Brad Pitt in "Spy Game"... action and wit go hand in hand.

IT IS intelligent action — a heady mix of brain and brawn. It has charismatic actors Robert Redford and Brad Pitt. The exotic places in China, Vietnam, Berlin and Beirut transport you to the mood of the 1970s and 1980s. Every step promises challenge, every move reminds you of a chess game. Yet enigmatically ``Spy Game'' is not an edge-of-the-seat action thriller.

The story, written by Michael Frost Beckner, is set in 1991. It is CIA officer Nathan Muir's (Robert Redford) last day in office. It is on this day that he gets to know that his one-time protégé, Tom Bishop (Brad Pitt), detained in a foreign prison, is scheduled to be killed in 24 hours, for espionage. CIA washes its hands of him as a saving operation could be too great a risk. But Nathan is unwilling to give up — and in the next few hours in office, the mentor plays an intriguing cat and mouse game with his own department to save Bishop. Here Nathan is not fighting mere villains — he is pitting himself against officials as astute as he. Catherine McCormack as the aid worker and Bishop's lover Elizabeth Hadley, who threatens the friendship between Nathan and Bishop, does a neat job.
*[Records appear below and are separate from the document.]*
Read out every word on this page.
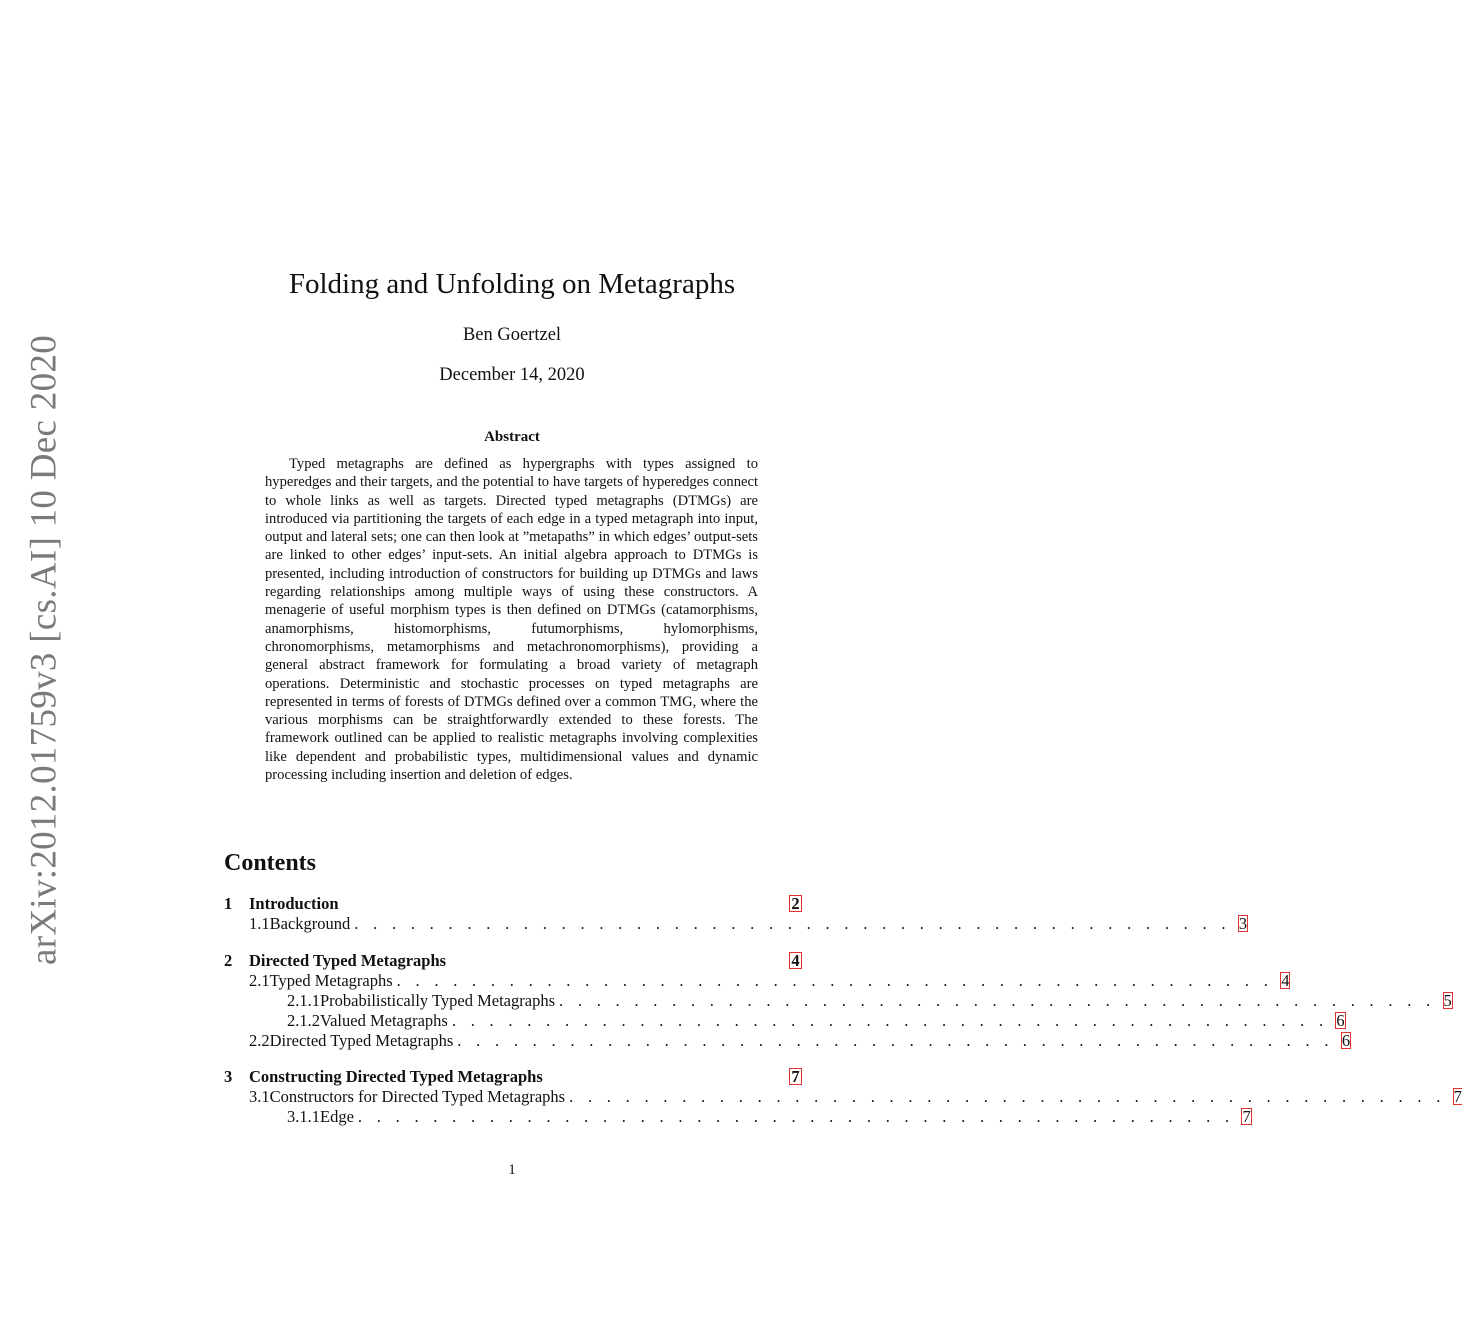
arXiv:2012.01759v3 [cs.AI] 10 Dec 2020
Folding and Unfolding on Metagraphs
Ben Goertzel
December 14, 2020
Abstract

Typed metagraphs are defined as hypergraphs with types assigned to hyperedges and their targets, and the potential to have targets of hyperedges connect to whole links as well as targets. Directed typed metagraphs (DTMGs) are introduced via partitioning the targets of each edge in a typed metagraph into input, output and lateral sets; one can then look at ”metapaths” in which edges’ output-sets are linked to other edges’ input-sets. An initial algebra approach to DTMGs is presented, including introduction of constructors for building up DTMGs and laws regarding relationships among multiple ways of using these constructors. A menagerie of useful morphism types is then defined on DTMGs (catamorphisms, anamorphisms, histomorphisms, futumorphisms, hylomorphisms, chronomorphisms, metamorphisms and metachronomorphisms), providing a general abstract framework for formulating a broad variety of metagraph operations. Deterministic and stochastic processes on typed metagraphs are represented in terms of forests of DTMGs defined over a common TMG, where the various morphisms can be straightforwardly extended to these forests. The framework outlined can be applied to realistic metagraphs involving complexities like dependent and probabilistic types, multidimensional values and dynamic processing including insertion and deletion of edges.

Contents
1	Introduction	2
1.1 Background . . . . . . . . . . . . . . . . . . . . . . . . . . . . . . . . . . . . . . . . . . . . . . . 3
2	Directed Typed Metagraphs	4
2.1 Typed Metagraphs . . . . . . . . . . . . . . . . . . . . . . . . . . . . . . . . . . . . . . . . . . . . . . . 4
2.1.1 Probabilistically Typed Metagraphs . . . . . . . . . . . . . . . . . . . . . . . . . . . . . . . . . . . . . . . . . . . . . . . 5
2.1.2 Valued Metagraphs . . . . . . . . . . . . . . . . . . . . . . . . . . . . . . . . . . . . . . . . . . . . . . . 6
2.2 Directed Typed Metagraphs . . . . . . . . . . . . . . . . . . . . . . . . . . . . . . . . . . . . . . . . . . . . . . . 6
3	Constructing Directed Typed Metagraphs	7
3.1 Constructors for Directed Typed Metagraphs . . . . . . . . . . . . . . . . . . . . . . . . . . . . . . . . . . . . . . . . . . . . . . . 7
3.1.1 Edge . . . . . . . . . . . . . . . . . . . . . . . . . . . . . . . . . . . . . . . . . . . . . . . 7
1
Harry-Gregson Williams's background score is another of ``Spy Game's'' assets. The music brings out an earthiness and nativity each time the action shifts from China to the CIA and to Germany and Vietnam.

The film, directed by Tony Scott, spans a decade and a half and much of the scenes are in flashback. The cuts are quick and oscillations between the past and present are swift — too swift at times.

This Universal Pictures' Film brings together two formidable screen personalities once again to present an action filled entertainer.